Like anything else, when one is considering a pipe to purchase price is one of the factors that comes into play. Apart from whether a pipe’s price fits into your budget or not, is it possible to establish if the cost of the pipe determines its smoking quality? Up to a point, I would say yes. I believe that there is a world of difference between a $25 pipe and a $100 pipe in terms of how the pipe smokes. But the difference between a $100 pipe and a $500 pipe is probably negligible.
What you find in a $500 pipe that you may not find in a $100 pipe (and you certainly don’t find in a $25 pipe) is that the craftsmanship and aesthetics are taken to the next level. The attention to detail, grain pattern, etc. is superior in a high-priced pipe, and you’re also paying partly for the name on the pipe.

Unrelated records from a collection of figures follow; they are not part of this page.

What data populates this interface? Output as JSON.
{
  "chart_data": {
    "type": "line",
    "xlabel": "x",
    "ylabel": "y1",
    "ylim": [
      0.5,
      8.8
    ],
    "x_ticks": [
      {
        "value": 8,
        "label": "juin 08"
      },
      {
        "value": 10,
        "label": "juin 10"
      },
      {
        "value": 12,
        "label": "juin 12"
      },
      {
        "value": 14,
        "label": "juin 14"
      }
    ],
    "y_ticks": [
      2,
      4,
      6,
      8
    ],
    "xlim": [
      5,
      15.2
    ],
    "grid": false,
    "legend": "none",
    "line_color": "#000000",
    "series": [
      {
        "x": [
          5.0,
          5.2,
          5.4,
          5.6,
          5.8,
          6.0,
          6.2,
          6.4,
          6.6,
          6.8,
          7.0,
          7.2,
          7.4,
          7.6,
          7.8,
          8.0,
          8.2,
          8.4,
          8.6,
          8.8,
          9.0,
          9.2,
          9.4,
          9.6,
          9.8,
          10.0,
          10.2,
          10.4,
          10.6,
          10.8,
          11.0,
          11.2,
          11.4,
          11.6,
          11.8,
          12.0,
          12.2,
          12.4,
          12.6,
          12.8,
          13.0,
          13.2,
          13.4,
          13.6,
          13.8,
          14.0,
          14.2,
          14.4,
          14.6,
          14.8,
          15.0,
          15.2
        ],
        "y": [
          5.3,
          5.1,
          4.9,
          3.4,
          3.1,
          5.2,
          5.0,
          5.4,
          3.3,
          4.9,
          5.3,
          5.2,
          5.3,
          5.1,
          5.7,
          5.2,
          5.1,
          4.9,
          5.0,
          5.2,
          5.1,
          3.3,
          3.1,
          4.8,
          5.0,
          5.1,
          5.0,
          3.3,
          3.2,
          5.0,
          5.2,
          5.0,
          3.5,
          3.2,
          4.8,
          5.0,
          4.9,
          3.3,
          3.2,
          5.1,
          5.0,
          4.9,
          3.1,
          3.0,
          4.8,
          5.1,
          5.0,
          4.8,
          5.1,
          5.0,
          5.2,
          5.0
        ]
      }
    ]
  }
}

Out of the 50 or so pipes I have in my collection, the best smoking pipe I own is a Peterson that I paid $65 for. It’s a rusticated straight bulldog and from day one it has smoked completely down to white ash, never hot, never wet. I own a $400 Ser Jacopo that I love, but it doesn’t smoke quite as good as that Peterson. Do I regret purchasing the Ser Jacopo? Not at all! Its one of my favorite shapes (a Canadian), fits my hand perfectly and gives me consistently good smokes. But in terms of smoking quality only, the Peterson has the edge.
And that’s where the other factors come in when deciding on a pipe. It’s not just smoking quality or price, but the looks of the pipe, its weight, how it feels in your hand, the shape, etc. All those elements and more add up to provide the overall value of the pipe.
When I worked at a pipe and tobacco shop, I always recommended new smokers to try an inexpensive basket pipe just to see if they liked the overall experience. If they did, I urged them to upgrade to a more expensive pipe once they could afford it. For those that stuck with pipe smoking, they never regretted it. The overall experience was that much better with a quality pipe.
And with that, I think I’ll fire up…an Ascorti. It was my first “good” pipe which I’ll write more about later.